Вот закончилась степь, потянулись крестьянские поля, на которых шла страда. Нам пришлось сбавить скорость, лавируя между телегами, груженными яблоками, помидорами, репой, бочками с молодым вином. Затерявшись в этом изобилии, мы въехали на южную окраину Вэллайда.
Здесь мы разделились. Нолколеда, спешившись и вверив нам судьбу своего коня, отправилась во дворец, а мы тихими улочками добрались до трактира «Вкус золота». Сюда Бар должен был привести Лесанта. Заказав обед, бросив на стол береты и перчатки, мы погрузились в напряженное ожидание, чутко прислушиваясь к разговорам вокруг.
Обычно в этом трактире собирался после работы мастеровой люд — недорого перекусить и пропустить кружечку-другую «Кислятины». Вот и сейчас за соседним столиком, подозрительно косясь на троих дворян, вполголоса беседовали двое усталых ремесленников.
— В городе многие об этом шепчутся. Единорог ушел прямо из королевских конюшен, и никто не смог его остановить, — говорил один.
— Это значит, наступают совсем плохие времена, — качал головой другой.
Булыжная мостовая поблескивала в зеленых лучах Модита. Звук шагов гулко разносился по ночному городу. Кое-где тускло горели фонари.
Вот дружно протопала по соседней улице городская стража. Затаив дыхание, мы спрятались за углом. Одной рукой я поглаживала эфес шпаги, другой прижимала к себе Лесанта, и стук его сердца взволнованно отдавался в моей груди.
— Пошли, — одними губами скомандовал Денис. Мы пересекли улицу, быстро минрвали еще один проулок и вышли к площади Лесанта Первого. Юный король благоговейно смотрел на конную статую своего прославленного предка — наверное, просил у него поддержки. Вдруг чья-то тень отделилась от фонарного столба и направилась к нам. Бар!
— Все чисто, — сообщил он. — Нолколеда ждет.
— Ну, да поможет нам великий Шан, — прошептал Денис.
Мы дружно скрестили руки в ритуальном жесте.
Благополучно миновав площадь, мы оказались перед черным ходом во дворец. Этой дверью пользовалась только прислуга. Бар зашел первым. Мы услышали какую-то возню, сдавленный хрип, потом мой бывший слуга махнул нам рукой из-за портьеры:
— Проходите.
Переступив через тело бесчувственного стражника, мы свернули в маленький коридор. Откуда-то явственно запахло мылом и горячим паром.
— Никогда не был здесь, — шепотом признался Лесант. — Это прачечная?
Да, это была прачечная.

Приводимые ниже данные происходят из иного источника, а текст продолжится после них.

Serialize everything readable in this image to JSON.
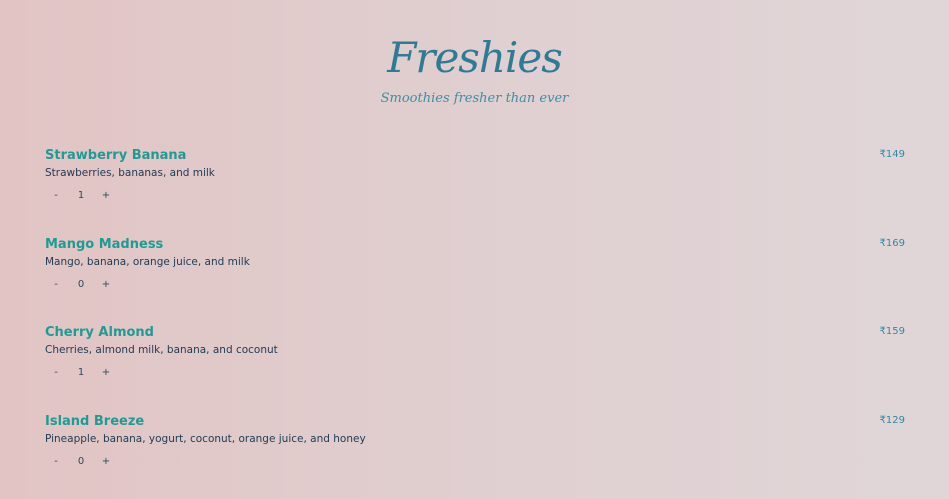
{
  "header": {
    "brand": "Freshies",
    "tagline": "Smoothies fresher than ever"
  },
  "menu": {
    "items": [
      {
        "name": "Strawberry Banana",
        "description": "Strawberries, bananas, and milk",
        "price": "₹149",
        "quantity": "1",
        "decrement_label": "-",
        "increment_label": "+"
      },
      {
        "name": "Mango Madness",
        "description": "Mango, banana, orange juice, and milk",
        "price": "₹169",
        "quantity": "0",
        "decrement_label": "-",
        "increment_label": "+"
      },
      {
        "name": "Cherry Almond",
        "description": "Cherries, almond milk, banana, and coconut",
        "price": "₹159",
        "quantity": "1",
        "decrement_label": "-",
        "increment_label": "+"
      },
      {
        "name": "Island Breeze",
        "description": "Pineapple, banana, yogurt, coconut, orange juice, and honey",
        "price": "₹129",
        "quantity": "0",
        "decrement_label": "-",
        "increment_label": "+"
      }
    ]
  }
}
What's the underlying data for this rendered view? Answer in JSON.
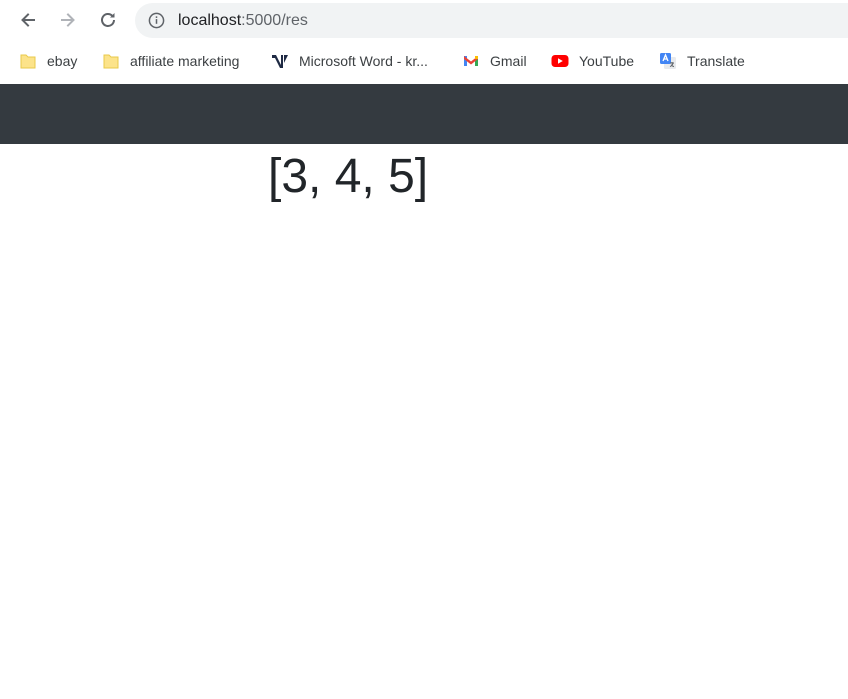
{
  "browser": {
    "url_host": "localhost",
    "url_path": ":5000/res"
  },
  "bookmarks": [
    {
      "label": "ebay",
      "icon": "folder-icon"
    },
    {
      "label": "affiliate marketing",
      "icon": "folder-icon"
    },
    {
      "label": "Microsoft Word - kr...",
      "icon": "site-logo-icon"
    },
    {
      "label": "Gmail",
      "icon": "gmail-icon"
    },
    {
      "label": "YouTube",
      "icon": "youtube-icon"
    },
    {
      "label": "Translate",
      "icon": "translate-icon"
    }
  ],
  "page": {
    "result_text": "[3, 4, 5]",
    "navbar_color": "#343a40"
  }
}
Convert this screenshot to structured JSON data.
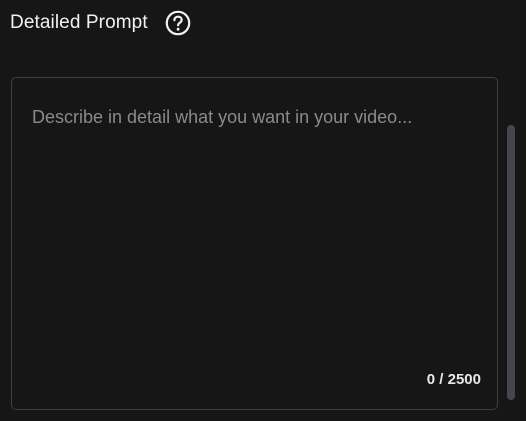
{
  "header": {
    "title": "Detailed Prompt",
    "help_icon": "question-circle-icon"
  },
  "prompt": {
    "value": "",
    "placeholder": "Describe in detail what you want in your video...",
    "counter": "0 / 2500"
  },
  "colors": {
    "background": "#161616",
    "border": "#3f3f3f",
    "placeholder": "#8a8a8a",
    "text": "#f2f2f2",
    "scrollbar": "#43474d"
  }
}
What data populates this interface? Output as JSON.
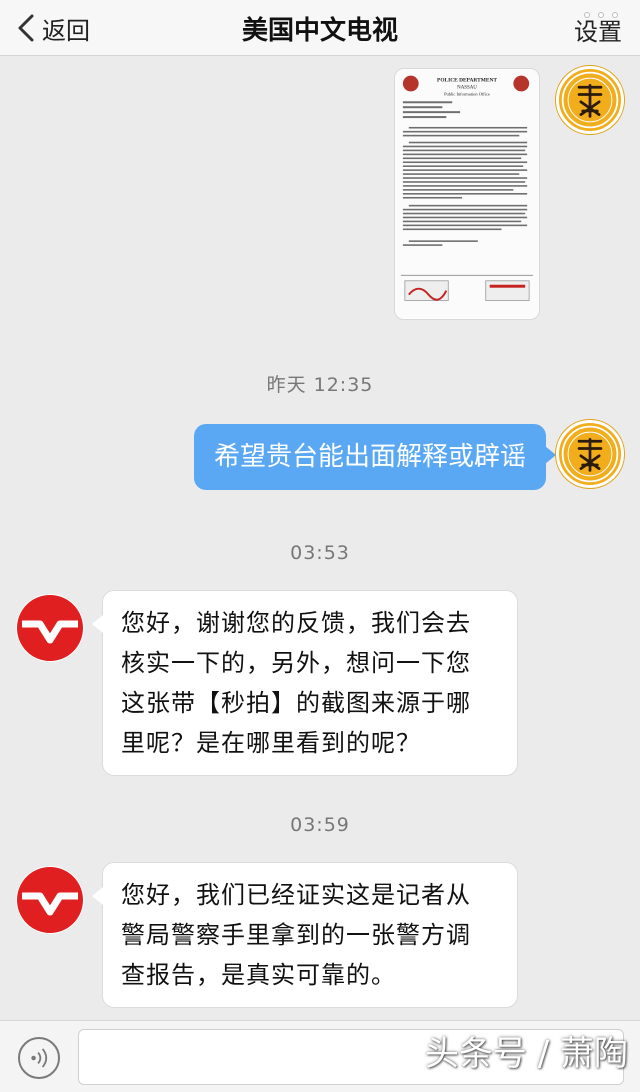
{
  "header": {
    "back_label": "返回",
    "title": "美国中文电视",
    "settings_label": "设置"
  },
  "messages": [
    {
      "type": "image",
      "from": "me",
      "image_text": {
        "heading": "POLICE DEPARTMENT",
        "sub": "NASSAU",
        "office": "Public Information Office"
      }
    },
    {
      "type": "time",
      "text": "昨天 12:35"
    },
    {
      "type": "text",
      "from": "me",
      "text": "希望贵台能出面解释或辟谣"
    },
    {
      "type": "time",
      "text": "03:53"
    },
    {
      "type": "text",
      "from": "station",
      "lines": [
        "您好，谢谢您的反馈，我们会去",
        "核实一下的，另外，想问一下您",
        "这张带【秒拍】的截图来源于哪",
        "里呢？是在哪里看到的呢？"
      ]
    },
    {
      "type": "time",
      "text": "03:59"
    },
    {
      "type": "text",
      "from": "station",
      "lines": [
        "您好，我们已经证实这是记者从",
        "警局警察手里拿到的一张警方调",
        "查报告，是真实可靠的。"
      ]
    }
  ],
  "watermark": "头条号 / 萧陶",
  "colors": {
    "outgoing_bubble": "#5aa8f4",
    "station_avatar_red": "#e02020",
    "user_avatar_gold": "#f1ad1c"
  },
  "icons": {
    "back": "chevron-left-icon",
    "voice": "voice-wave-icon"
  }
}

Мы распахнули дверь и очутились в большом помещении, освещенном люстрой — деревянным кругом с множеством свечей. Еще недавно, несмотря на позднее время, здесь кипела работа. Чугунные утюги грелись на огне, в котлах бурлила вода. Но прачки в странных позах дремали на скамейках. Некоторые по-прежнему сжимали в руках перекрученное белье или кусок мыла.